Le David et le Salomon,
C’étaient de gros pécheurs.
Ils allaient, venaient, rôdaient partout,
Et eurent beaucoup d’enfans ;
Et lorsqu’ils ne purent continuer
À cause de leur grande vieillesse,
Alors Salomon écrivit ses proverbes
Et David écrivit ses psaumes.

J’écoutai un moment, puis je montai la lampe, apprêtai ma plume et m’assis devant mon Protée infernal. Durant trois heures, je ne levai plus la tête et ne quittai pas du regard ces lettres en manche à balai. Le dossier de ma chaise devait certainement aussi avoir « une physionomie. »

II.

Un jour arriva une lettre de mon oncle Irnerius, le docteur Irnerius.

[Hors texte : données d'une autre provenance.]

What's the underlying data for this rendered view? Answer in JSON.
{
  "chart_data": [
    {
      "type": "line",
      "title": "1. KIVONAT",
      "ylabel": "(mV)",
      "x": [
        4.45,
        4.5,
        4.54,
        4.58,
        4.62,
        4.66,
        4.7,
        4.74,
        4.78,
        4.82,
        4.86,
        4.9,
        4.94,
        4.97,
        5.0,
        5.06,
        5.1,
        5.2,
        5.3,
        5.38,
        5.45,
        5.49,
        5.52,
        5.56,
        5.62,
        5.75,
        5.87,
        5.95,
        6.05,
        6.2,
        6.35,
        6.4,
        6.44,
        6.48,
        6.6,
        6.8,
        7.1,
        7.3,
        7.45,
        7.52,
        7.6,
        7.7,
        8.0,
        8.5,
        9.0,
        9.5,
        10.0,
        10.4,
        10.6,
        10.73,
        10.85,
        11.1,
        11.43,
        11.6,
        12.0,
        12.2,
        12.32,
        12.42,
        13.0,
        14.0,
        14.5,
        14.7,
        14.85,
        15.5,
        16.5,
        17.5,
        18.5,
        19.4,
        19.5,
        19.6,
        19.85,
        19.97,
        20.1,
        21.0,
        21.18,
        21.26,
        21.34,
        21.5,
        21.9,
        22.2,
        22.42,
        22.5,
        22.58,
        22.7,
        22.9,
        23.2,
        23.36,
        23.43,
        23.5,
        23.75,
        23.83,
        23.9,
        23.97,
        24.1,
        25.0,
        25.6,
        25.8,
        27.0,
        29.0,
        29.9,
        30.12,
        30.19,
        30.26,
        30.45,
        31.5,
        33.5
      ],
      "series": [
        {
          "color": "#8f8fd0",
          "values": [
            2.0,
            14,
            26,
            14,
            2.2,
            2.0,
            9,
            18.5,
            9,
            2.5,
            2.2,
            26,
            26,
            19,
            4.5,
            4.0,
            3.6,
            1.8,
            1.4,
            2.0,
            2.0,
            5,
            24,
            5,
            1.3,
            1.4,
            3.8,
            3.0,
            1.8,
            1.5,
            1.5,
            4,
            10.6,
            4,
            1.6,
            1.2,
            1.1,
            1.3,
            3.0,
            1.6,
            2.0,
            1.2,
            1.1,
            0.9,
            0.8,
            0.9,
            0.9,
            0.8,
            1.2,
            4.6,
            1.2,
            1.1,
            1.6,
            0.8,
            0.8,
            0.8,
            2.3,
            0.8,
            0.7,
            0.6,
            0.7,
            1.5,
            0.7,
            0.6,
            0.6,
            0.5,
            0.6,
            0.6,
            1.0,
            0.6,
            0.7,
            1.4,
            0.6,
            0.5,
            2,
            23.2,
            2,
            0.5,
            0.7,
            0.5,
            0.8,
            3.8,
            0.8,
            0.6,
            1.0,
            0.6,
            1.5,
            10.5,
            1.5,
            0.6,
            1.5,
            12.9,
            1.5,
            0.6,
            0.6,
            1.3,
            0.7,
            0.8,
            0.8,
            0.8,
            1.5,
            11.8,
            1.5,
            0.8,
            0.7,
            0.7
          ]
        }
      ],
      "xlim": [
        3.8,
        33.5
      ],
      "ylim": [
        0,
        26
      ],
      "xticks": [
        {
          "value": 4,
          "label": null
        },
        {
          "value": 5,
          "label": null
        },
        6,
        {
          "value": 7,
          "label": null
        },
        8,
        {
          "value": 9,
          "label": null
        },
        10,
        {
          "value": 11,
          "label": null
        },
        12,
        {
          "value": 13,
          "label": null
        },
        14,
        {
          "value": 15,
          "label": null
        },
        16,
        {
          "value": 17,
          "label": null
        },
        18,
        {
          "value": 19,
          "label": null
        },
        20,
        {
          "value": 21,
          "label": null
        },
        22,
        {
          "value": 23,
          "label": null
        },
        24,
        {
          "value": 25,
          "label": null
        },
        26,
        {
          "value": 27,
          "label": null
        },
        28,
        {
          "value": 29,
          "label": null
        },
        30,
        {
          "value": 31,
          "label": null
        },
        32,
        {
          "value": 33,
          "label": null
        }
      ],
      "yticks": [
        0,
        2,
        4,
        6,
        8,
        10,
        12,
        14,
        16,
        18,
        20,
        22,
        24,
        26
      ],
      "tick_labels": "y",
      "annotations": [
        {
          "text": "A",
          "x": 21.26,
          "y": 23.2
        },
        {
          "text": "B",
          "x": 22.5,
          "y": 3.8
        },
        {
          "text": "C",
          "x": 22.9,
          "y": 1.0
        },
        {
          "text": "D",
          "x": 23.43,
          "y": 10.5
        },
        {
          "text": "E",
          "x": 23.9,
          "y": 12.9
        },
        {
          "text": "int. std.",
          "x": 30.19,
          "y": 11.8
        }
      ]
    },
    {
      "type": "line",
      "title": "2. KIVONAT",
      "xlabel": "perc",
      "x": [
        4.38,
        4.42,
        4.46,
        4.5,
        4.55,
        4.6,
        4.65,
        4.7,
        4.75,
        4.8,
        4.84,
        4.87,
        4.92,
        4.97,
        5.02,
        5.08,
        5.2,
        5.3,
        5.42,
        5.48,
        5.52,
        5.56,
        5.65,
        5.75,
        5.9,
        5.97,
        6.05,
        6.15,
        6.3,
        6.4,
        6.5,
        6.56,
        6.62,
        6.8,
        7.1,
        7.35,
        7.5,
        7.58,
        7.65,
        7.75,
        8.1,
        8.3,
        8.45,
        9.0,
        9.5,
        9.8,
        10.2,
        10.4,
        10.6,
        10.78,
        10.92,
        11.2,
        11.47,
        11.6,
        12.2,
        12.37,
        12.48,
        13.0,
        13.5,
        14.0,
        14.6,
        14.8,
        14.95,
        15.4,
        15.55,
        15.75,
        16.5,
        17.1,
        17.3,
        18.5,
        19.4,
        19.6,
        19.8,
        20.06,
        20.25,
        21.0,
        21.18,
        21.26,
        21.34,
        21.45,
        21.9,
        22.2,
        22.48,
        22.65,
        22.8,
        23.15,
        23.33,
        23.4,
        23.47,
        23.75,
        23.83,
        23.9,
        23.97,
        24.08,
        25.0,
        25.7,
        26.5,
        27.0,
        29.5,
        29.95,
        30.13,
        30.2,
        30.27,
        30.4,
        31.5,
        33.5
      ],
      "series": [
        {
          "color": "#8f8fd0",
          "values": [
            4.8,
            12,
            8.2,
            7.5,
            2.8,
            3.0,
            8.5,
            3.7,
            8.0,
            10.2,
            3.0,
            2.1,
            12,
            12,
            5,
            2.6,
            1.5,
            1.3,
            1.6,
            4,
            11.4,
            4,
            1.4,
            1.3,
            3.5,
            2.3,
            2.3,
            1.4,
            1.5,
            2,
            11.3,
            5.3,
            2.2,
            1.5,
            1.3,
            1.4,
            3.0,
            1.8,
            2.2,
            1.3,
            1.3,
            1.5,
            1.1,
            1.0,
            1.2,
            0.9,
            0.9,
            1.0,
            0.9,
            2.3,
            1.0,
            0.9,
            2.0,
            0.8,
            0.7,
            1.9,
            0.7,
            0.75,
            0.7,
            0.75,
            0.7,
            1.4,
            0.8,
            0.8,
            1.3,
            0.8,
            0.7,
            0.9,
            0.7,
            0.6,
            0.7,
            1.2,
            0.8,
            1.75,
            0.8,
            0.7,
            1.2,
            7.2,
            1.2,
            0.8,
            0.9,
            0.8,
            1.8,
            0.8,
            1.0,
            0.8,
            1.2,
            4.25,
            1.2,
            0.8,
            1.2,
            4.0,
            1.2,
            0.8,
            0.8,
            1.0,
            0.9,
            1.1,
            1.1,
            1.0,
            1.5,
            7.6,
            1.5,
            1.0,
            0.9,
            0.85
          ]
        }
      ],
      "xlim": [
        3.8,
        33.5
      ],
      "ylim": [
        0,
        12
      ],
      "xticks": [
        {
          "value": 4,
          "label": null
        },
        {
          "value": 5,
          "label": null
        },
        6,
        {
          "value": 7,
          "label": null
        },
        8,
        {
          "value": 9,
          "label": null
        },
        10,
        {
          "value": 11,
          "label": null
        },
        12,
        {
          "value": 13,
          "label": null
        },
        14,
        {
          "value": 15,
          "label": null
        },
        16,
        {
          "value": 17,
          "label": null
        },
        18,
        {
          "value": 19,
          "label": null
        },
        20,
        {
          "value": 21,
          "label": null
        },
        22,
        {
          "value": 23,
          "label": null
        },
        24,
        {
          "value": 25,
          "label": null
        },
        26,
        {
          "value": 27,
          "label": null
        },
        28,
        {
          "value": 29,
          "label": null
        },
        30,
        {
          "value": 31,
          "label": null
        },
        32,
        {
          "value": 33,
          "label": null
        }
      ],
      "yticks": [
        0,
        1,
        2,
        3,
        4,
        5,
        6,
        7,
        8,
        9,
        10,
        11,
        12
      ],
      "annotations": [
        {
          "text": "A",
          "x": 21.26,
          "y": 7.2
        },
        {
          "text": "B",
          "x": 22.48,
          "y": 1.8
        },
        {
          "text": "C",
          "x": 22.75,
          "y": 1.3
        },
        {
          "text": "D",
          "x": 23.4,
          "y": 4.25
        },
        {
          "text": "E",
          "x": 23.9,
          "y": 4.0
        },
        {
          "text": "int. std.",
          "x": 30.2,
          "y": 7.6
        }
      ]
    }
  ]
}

Il était docteur ; on l’avait destiné à la médecine, mais il avait préféré se faire maître de chapelle. Mon oncle était la musique incarnée. Dans son violon vivait l’âme de Palestrina, de Van Arming, de Stradella. Dans sa jeunesse, il avait dirigé les concerts sacrés de London Georgiane. Des cabales et les voix fausses des Anglais l’avaient fait fuir, et il était devenu maître de chapelle de l’opéra italien à Venise. Milan et Naples le connurent dans les mêmes conditions. On faisait courir le bruit qu’il avait épousé une prima donna, une Italienne de naissance noble. Ce qu’il y avait de certain, c’était que ni le monde ni sa famille n’avaient plus entendu parler de lui. Étant encore adolescent, j’appris un jour, chez mes parens, qu’il vivait à Worms, veuf ou célibataire, mais certainement solitaire et misanthrope. Mon père l’avait ouï dire par hasard. Et Irnerius avait commencé une correspondance tiède, formaliste, qui avait bientôt cessé tout à fait.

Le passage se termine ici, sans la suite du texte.